Mickey Skidmore, AMHSW, ACSW, MACSW

Recently I attended a professional two-day training event. It was apparent early on that the target population for this event was nebulous and unclear. In one of the break-out sessions I was paired with a woman who very quickly was side-tracked onto a tangent about ivermectin. She lamented her frustration and distress that obscure research (which of course she read about on Facebook) was not being taken seriously. She continued with further vague references to additional research supporting the use of hydroxychloroquine, before becoming tearful because the medical establishment does not recognise or support these views. For the most part, perhaps with a few exceptions, the majority of such claims have not held up to empirical scrutiny and thus, has been widely discredited, disavowed, and debunked.

Ivermectin and hydroxychloroquine fanaticism seems linked to anti-vax sentiment, in the sense that both are wacky pseudoscience beliefs to which certain people are attracted. Many of the same people who were drawn to these views are wary of the COVID-19 vaccines because they are skeptical of the public health consensus in general. It is ironic that Trump does not take credit for the contribution he oversaw in the successful and speedy development of current COVID vaccines that are widely accepted in the global medical medical community as perhaps the best resource against this pandemic. Regrettably, the politicalisation and relentless and pervasive spread of misinformation remain effective narratives that further perpetuates divisiveness.

A common feature of propagating partial truths masquerading as research is to attribute a statement to an individual with seemingly relevant professional credentials. Trump increasingly touted an obscure physician with a background in radiology to advance a “credible” claim for the use of hydroxychloroquine, as well as other recommendations to his COVID task force while in office — despite having no expertise at all regarding public health or vaccine development. While he may have earned an MD, this alone does not qualify him as a credible expert on public health matters. Likewise, plucking selected ideas, theories or statements or citing studies that offer limited findings that do not adhere to the scientific empirical process only serve to muddy the waters further.

In the interest of being fair and balanced, a general overview of ivermectin research has suggested in some areas of the world where parasites target and compromise the immune system, at least in theory it may offer some (minimal) relief. The most generous interpretation of this research might be that ivermectin is not the COVID-19 cure that some made it out to be, but it’s also not useless in the fight against COVID-19 either. It does have some benefits — they’re just minimal and far less effective than other therapeutics, such as monoclonal antibody treatments. However, full context is not complete by ignoring that ivermectin is not authorised or approved by the FDA, CDC or any any credible research organisation for the prevention or treatment of COVID-19 in humans.

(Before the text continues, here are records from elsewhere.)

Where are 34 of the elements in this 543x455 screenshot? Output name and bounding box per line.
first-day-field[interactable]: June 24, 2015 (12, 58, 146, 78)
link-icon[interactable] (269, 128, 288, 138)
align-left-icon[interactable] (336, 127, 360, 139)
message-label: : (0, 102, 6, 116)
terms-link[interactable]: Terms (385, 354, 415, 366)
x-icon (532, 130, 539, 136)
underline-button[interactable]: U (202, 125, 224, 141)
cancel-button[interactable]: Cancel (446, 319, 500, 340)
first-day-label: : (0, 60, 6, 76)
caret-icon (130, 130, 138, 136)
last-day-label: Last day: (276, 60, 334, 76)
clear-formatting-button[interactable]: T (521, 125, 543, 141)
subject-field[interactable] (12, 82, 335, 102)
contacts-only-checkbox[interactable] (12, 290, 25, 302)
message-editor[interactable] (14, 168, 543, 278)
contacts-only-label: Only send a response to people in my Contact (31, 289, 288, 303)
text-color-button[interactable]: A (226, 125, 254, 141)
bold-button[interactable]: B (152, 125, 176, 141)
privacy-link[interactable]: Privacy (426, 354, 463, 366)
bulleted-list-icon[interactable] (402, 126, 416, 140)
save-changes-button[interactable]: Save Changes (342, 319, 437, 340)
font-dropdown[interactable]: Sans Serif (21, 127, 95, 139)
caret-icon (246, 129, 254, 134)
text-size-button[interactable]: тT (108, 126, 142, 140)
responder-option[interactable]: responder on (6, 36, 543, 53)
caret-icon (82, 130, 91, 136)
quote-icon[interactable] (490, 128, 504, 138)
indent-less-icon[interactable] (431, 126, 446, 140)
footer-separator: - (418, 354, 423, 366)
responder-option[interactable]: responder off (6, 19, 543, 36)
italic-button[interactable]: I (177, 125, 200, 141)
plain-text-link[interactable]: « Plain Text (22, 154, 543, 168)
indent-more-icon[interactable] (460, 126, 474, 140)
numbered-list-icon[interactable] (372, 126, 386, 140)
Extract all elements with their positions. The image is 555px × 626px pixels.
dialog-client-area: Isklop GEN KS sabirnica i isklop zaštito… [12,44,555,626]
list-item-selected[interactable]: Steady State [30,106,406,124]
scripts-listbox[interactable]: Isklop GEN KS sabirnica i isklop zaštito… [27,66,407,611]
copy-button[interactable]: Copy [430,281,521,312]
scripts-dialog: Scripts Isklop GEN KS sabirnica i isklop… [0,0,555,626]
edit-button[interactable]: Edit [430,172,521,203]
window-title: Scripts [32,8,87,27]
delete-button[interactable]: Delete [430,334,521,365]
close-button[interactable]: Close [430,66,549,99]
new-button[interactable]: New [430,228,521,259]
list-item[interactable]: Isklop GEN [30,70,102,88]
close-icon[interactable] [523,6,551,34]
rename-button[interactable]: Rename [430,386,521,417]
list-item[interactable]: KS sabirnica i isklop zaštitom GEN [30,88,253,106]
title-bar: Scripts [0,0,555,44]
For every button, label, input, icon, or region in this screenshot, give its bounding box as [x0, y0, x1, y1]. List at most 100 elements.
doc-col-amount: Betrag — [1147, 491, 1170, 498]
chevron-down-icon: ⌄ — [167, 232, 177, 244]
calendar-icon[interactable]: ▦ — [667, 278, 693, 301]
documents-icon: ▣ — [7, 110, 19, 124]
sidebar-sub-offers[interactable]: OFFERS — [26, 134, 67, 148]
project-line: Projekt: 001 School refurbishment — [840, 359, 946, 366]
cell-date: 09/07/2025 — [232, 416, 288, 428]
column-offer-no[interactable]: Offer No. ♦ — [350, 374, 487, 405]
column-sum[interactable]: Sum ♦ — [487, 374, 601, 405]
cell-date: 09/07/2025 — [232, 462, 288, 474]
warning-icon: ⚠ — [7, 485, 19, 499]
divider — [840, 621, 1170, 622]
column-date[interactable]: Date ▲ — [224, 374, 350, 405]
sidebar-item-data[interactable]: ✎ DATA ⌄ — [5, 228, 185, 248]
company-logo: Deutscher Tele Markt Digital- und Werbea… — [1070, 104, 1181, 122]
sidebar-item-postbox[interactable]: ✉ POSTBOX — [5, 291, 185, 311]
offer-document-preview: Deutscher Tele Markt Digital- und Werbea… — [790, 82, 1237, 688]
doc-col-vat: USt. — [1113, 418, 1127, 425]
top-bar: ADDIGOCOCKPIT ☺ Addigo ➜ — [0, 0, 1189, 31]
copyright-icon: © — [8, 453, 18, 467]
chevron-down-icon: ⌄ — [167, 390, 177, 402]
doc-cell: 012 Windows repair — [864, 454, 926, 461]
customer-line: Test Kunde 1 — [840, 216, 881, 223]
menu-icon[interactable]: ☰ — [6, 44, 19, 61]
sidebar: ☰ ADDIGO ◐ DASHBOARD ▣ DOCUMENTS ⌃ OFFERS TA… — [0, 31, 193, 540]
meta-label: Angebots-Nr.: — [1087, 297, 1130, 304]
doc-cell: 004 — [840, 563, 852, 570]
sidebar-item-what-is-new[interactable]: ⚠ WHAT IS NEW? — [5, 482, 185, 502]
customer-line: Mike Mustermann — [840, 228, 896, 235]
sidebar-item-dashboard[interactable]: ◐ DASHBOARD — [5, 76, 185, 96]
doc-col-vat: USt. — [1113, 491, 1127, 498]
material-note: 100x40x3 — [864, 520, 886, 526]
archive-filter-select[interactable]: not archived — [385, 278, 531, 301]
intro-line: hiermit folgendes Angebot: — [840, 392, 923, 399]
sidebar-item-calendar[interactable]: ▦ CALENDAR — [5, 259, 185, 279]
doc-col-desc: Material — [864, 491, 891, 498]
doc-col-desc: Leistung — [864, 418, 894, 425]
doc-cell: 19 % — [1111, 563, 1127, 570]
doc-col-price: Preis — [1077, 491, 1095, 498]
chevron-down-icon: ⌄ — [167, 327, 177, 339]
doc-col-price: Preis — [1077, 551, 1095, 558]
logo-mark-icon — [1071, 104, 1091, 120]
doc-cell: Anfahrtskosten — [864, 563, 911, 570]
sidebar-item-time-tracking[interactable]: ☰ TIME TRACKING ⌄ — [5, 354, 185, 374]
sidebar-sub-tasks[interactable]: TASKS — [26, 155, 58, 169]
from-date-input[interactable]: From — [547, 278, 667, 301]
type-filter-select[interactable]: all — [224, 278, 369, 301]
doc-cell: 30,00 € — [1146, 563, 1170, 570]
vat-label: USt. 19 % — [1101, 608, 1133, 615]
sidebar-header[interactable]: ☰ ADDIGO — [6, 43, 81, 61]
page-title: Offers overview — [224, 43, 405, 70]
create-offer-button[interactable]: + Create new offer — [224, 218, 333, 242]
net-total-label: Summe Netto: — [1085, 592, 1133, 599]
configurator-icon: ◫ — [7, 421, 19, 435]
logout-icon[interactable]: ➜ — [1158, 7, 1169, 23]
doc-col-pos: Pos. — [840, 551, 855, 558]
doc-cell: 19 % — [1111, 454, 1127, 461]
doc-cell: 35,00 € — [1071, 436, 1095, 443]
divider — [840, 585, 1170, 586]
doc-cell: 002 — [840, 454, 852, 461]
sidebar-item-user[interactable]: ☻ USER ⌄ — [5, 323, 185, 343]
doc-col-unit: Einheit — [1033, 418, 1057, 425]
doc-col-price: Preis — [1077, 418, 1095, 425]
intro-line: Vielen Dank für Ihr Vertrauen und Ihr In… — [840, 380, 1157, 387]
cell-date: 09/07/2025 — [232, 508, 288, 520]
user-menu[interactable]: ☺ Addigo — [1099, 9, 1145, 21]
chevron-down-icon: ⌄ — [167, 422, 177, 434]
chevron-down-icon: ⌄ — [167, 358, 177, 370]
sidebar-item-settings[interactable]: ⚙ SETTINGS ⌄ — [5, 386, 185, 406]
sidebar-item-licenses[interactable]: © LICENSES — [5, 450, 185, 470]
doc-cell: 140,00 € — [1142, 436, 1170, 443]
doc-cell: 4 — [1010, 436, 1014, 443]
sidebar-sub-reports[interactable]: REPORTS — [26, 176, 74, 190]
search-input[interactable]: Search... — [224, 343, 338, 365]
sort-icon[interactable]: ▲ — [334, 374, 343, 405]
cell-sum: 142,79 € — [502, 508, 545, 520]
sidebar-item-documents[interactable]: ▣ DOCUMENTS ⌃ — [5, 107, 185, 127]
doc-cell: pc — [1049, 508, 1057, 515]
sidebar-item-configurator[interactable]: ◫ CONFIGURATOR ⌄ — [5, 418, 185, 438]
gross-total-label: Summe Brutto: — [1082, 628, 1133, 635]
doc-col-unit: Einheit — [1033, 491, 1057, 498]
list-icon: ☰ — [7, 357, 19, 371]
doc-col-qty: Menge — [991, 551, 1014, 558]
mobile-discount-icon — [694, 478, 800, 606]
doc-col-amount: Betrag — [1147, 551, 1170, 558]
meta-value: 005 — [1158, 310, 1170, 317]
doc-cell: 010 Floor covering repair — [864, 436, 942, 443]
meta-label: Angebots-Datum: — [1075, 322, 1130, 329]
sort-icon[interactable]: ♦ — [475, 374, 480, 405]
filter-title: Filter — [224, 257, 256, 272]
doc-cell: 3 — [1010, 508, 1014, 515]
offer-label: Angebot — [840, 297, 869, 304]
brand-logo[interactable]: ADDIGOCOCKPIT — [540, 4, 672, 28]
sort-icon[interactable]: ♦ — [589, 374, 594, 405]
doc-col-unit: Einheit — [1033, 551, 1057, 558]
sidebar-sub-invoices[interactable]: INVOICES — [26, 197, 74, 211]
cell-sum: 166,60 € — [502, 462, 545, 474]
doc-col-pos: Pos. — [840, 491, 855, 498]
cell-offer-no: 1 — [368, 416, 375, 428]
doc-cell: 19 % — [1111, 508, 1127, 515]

It was clear to me that the majority of those who attended the two-day training with me may not fully appreciate how to discern the findings of a credible research paper. By no means would I consider myself an expert in research either. However, I believe I have adequate educational background that enables me to generally understand what an evidence-based, scientific research journal is attempting to communicate and explain. However, there is far too many references from dubious sources that is tantamount to noise and unhelpful distraction.